Marty Carpenter, spokesman for the Salt Lake Chamber of Commerce, applauded the agency's outreach.

"Many businesses recognize the benefits to the community and to their overall profitability of being environmentally responsible," he said in an email. "The state's willingness to engage businesses on a voluntary basis as opposed to a heavy-handed mandate is the right approach as is evident by the strong response we've seen."

Two key events happened too late in the year to be included in the final report.

One was the revelation that the state finally succeeded after nearly two decades and more than $2 million to kill plans for high-level nuclear waste storage on the Skull Valley Goshute Indian Reservation. On Thursday, the utility-company consortium behind the proposal asked federal regulators to spike its six-year-old license, ending the bipartisan effort that brought together Utahns of all political persuasions to fight the proposed storage site.

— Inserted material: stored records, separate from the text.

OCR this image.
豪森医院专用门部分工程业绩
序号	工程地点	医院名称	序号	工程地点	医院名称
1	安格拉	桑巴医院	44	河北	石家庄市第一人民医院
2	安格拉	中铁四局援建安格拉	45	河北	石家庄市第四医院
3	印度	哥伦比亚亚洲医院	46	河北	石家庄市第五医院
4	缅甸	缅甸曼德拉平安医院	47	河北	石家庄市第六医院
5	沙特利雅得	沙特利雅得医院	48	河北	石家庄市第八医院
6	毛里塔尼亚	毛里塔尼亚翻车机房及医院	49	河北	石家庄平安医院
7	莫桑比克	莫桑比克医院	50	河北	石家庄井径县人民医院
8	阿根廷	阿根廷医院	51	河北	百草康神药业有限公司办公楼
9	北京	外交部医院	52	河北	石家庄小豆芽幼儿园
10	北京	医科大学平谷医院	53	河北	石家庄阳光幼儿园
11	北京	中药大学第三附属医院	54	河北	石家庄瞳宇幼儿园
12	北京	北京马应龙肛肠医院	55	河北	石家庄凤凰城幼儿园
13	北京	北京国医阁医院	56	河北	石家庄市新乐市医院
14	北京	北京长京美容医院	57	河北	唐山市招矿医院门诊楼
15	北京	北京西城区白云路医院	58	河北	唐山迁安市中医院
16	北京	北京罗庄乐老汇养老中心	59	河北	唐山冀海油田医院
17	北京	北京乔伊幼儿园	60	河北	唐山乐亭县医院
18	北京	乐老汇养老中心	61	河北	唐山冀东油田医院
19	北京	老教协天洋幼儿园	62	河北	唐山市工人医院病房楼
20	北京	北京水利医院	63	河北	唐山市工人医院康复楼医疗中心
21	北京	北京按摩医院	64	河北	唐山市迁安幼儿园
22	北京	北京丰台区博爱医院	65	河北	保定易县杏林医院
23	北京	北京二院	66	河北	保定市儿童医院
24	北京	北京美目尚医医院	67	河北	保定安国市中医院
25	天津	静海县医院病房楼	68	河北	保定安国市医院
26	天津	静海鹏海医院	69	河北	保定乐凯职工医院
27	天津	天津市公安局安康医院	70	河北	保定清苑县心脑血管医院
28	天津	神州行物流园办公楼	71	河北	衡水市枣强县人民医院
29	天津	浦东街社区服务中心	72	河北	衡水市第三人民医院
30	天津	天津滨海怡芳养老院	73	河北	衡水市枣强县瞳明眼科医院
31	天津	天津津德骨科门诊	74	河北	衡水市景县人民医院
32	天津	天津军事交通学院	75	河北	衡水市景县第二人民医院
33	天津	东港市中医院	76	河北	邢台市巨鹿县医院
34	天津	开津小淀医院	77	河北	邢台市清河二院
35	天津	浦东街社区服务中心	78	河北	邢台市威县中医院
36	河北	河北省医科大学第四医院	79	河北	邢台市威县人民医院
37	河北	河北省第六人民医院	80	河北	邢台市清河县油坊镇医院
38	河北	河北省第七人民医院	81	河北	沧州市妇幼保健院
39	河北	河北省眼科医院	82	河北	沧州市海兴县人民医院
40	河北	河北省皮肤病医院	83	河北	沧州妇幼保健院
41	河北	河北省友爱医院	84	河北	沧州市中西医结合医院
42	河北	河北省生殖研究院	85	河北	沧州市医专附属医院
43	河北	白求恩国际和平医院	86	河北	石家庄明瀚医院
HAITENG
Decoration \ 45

The second was an announcement on Friday that the state has finalized the paperwork on the Red Butte Creek oil spills of 2010, an ordeal triggered when a Chevron pipeline near the University of Utah spewed 54,600 gallons of crude oil, much of it running through Salt Lake City backyards and into the Liberty Park pond downtown.

Twitter: @judyfutah —

DEQ's 2012 Environmental Report Card

Around 4.4 million tons of non-hazardous solid waste went to landfills in 2010, the latest year for data on those volumes.

Roughly 30 percent of Utah waters are still "partially impaired" under the Clean Water Act's definition.

The nation's first oil sands project, U.S. Oil Sands' PR Spring, received final approval from the Water Quality Board after an environmental group appealed the state-issued permit.

Two new spots, including part of popular Lake Powell, were added to the 19 areas where mercury warnings have been issued for people who consume certain kinds of fish.

Participants in the Clean Utah program for businesses reduced hazardous chemicals used in manufacturing by more than 358 tons.